In the preliminary experiments with various Mn (MnSO4) concentrations applied to the culture media (200 µM–3 mM), the stressogenic effect of Mn was determined on the basis of an increase in lipid peroxidation of callus cells. Based on this analysis, 1, 2 and 3 mM Mn were chosen for further study. Seven-day calli, cultured on MS media without 2,4-D (0) and with 2,4-D (2), supplemented with MnSO4, were collected. For each of the studied condition, 12 Petri dishes were prepared. After Mn treatment, calli were frozen in liquid N2 and stored at −80 °C. Calli cultured on media without Mn served as a control.
Biochemical analysis
Malondialdehyde (MDA) determination
MDA content was used as an indicator of lipid peroxidation. Calli were homogenized with 0.5 % trichloroacetic acid (TCA) and MDA concentration was determined via changes in thiobarbituric acid (TBA) concentration, according to the procedure described in detail by Dhindsa et al. (1981) and in our earlier studies (Tobiasz et al. 2014).
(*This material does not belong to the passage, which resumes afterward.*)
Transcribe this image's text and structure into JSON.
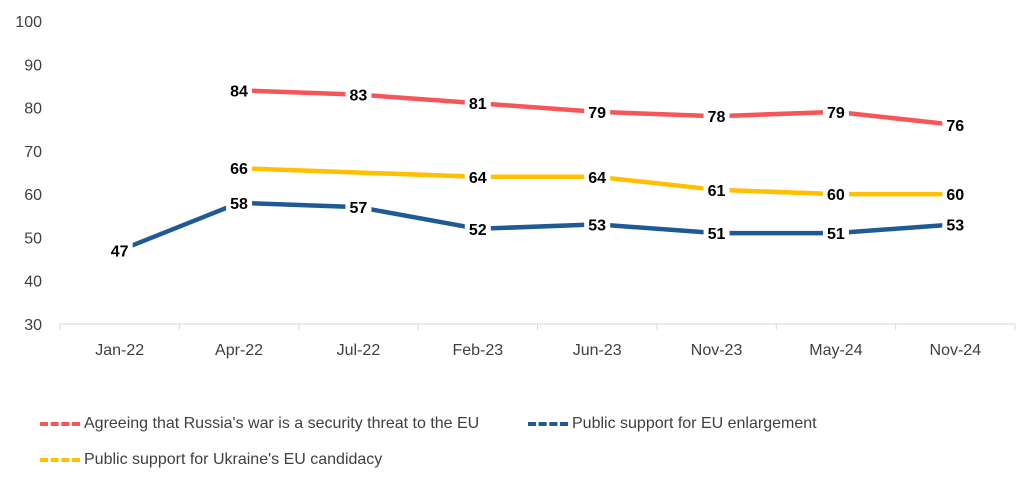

Enzyme extraction and assays
Enzymes were analyzed after the initial extraction of about 1 g of callus in 1.5 cm3 of 0.1 M potassium phosphate (KP) buffer containing 2 mM α-dithiothreitol, 0.1 mM EDTA, 1.25 mM polyethylene glycol and ethylenediaminetetraacetic acid (EDTA) (pH 7.8). Then, the samples were centrifuged at 14,000×g for 30 min and the supernatant purified on a PD10 column (Amersham Biosciences, Sweden).
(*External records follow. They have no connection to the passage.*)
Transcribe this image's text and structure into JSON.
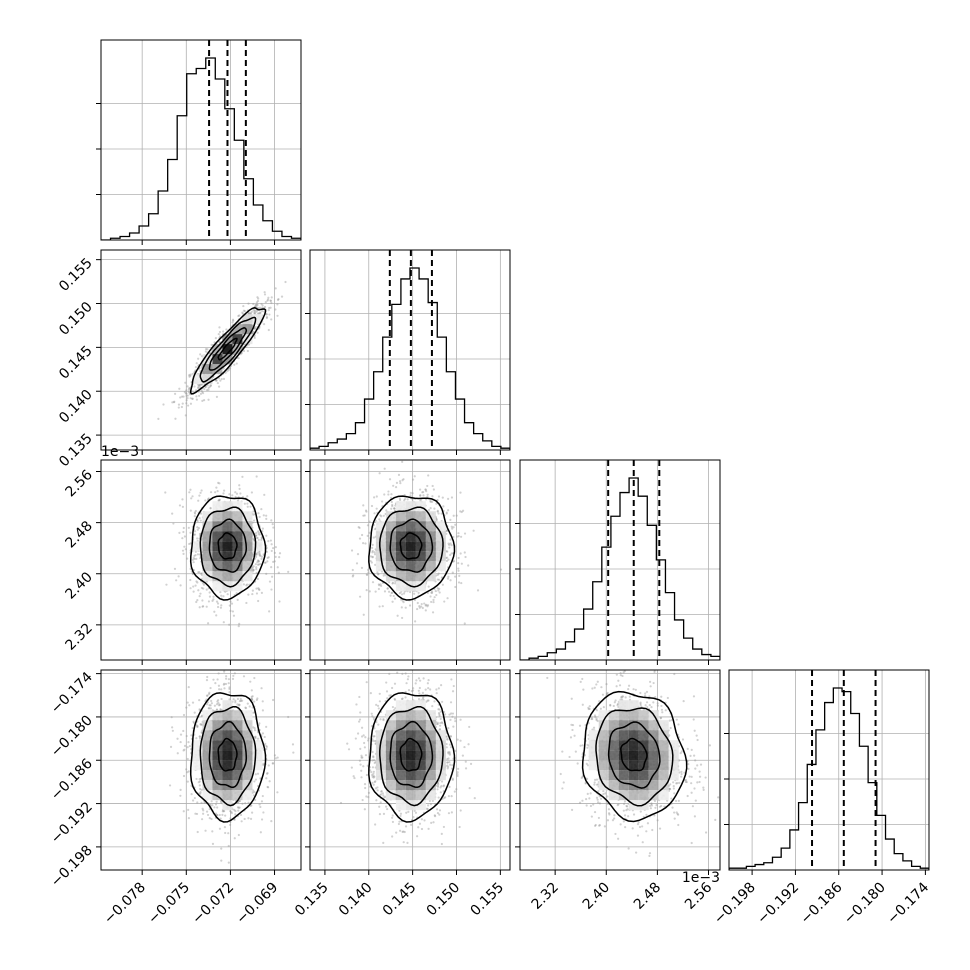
{
  "chart_data": {
    "type": "corner",
    "parameters": [
      {
        "index": 0,
        "median": -0.0722,
        "quantiles": [
          -0.07345,
          -0.0722,
          -0.07095
        ],
        "range": [
          -0.0808,
          -0.0672
        ],
        "ticks": [
          -0.078,
          -0.075,
          -0.072,
          -0.069
        ],
        "tick_labels": [
          "−0.078",
          "−0.075",
          "−0.072",
          "−0.069"
        ],
        "offset_label": "",
        "hist": [
          0,
          1,
          2,
          4,
          8,
          15,
          28,
          46,
          71,
          95,
          98,
          104,
          92,
          75,
          57,
          35,
          20,
          11,
          5,
          2,
          1
        ]
      },
      {
        "index": 1,
        "median": 0.1448,
        "quantiles": [
          0.1424,
          0.1448,
          0.1472
        ],
        "range": [
          0.1333,
          0.1561
        ],
        "ticks": [
          0.135,
          0.14,
          0.145,
          0.15,
          0.155
        ],
        "tick_labels": [
          "0.135",
          "0.140",
          "0.145",
          "0.150",
          "0.155"
        ],
        "offset_label": "",
        "hist": [
          1,
          2,
          4,
          6,
          9,
          15,
          28,
          43,
          62,
          80,
          94,
          100,
          94,
          81,
          62,
          43,
          28,
          15,
          9,
          5,
          2,
          1
        ]
      },
      {
        "index": 2,
        "median": 2.443,
        "quantiles": [
          2.403,
          2.443,
          2.483
        ],
        "range": [
          2.265,
          2.578
        ],
        "ticks": [
          2.32,
          2.4,
          2.48,
          2.56
        ],
        "tick_labels": [
          "2.32",
          "2.40",
          "2.48",
          "2.56"
        ],
        "offset_label": "1e−3",
        "hist": [
          0,
          1,
          2,
          4,
          6,
          10,
          17,
          28,
          43,
          62,
          79,
          92,
          100,
          90,
          74,
          55,
          37,
          22,
          12,
          6,
          3,
          2
        ]
      },
      {
        "index": 3,
        "median": -0.1853,
        "quantiles": [
          -0.1897,
          -0.1853,
          -0.1809
        ],
        "range": [
          -0.2012,
          -0.1735
        ],
        "ticks": [
          -0.198,
          -0.192,
          -0.186,
          -0.18,
          -0.174
        ],
        "tick_labels": [
          "−0.198",
          "−0.192",
          "−0.186",
          "−0.180",
          "−0.174"
        ],
        "offset_label": "",
        "hist": [
          1,
          1,
          2,
          3,
          4,
          7,
          12,
          22,
          37,
          58,
          77,
          92,
          100,
          98,
          86,
          68,
          48,
          30,
          17,
          9,
          5,
          2,
          1
        ]
      }
    ],
    "correlations": [
      [
        1.0,
        0.9,
        0.0,
        0.0
      ],
      [
        0.9,
        1.0,
        0.0,
        0.0
      ],
      [
        0.0,
        0.0,
        1.0,
        -0.1
      ],
      [
        0.0,
        0.0,
        -0.1,
        1.0
      ]
    ],
    "grid": true,
    "contour_levels": 4
  }
}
Superoxide dismutase (SOD, EC 1.15.11) activity was registered at λ = 595 nm (BiochromUltrospec II, LKB, Sweden) by a modified method of McCord and Fridovich (1969), in which one unit of SOD activity was expressed as the amount of enzyme required to cause 50 % inhibition of cytochrome c in a system of xanthine and xanthine oxidase. The activity of catalase (CAT, EC 1.11.16) was detected by a modified method of Aebi (1984), at λ = 240 nm, with an initiation mixture of 0.03 mM H2O2 in KP buffer. Peroxidase (POD) activities were measured at λ = 485 nm by a modified method of Lűck (1965) as the amount of products of reaction with 1 % phenylenediamine in the presence of 0.03 mM H2O2 in KP buffer. All enzymes’ activities were analyzed 60 and 120 s after the initiation of reaction using the KINLAB software for determination of the reaction kinetics.
Proline analysis
Proline was identified after homogenization in 3 % aqueous sulfosalicylic acid and quantitatively determined by spectrometric technique (Evolution 201, Thermo Scientific) with ninhydrin reagent (1 % in 60 % acetic acid), as described by Bates et al. (1973) with Grzesiak et al. (2013) modification.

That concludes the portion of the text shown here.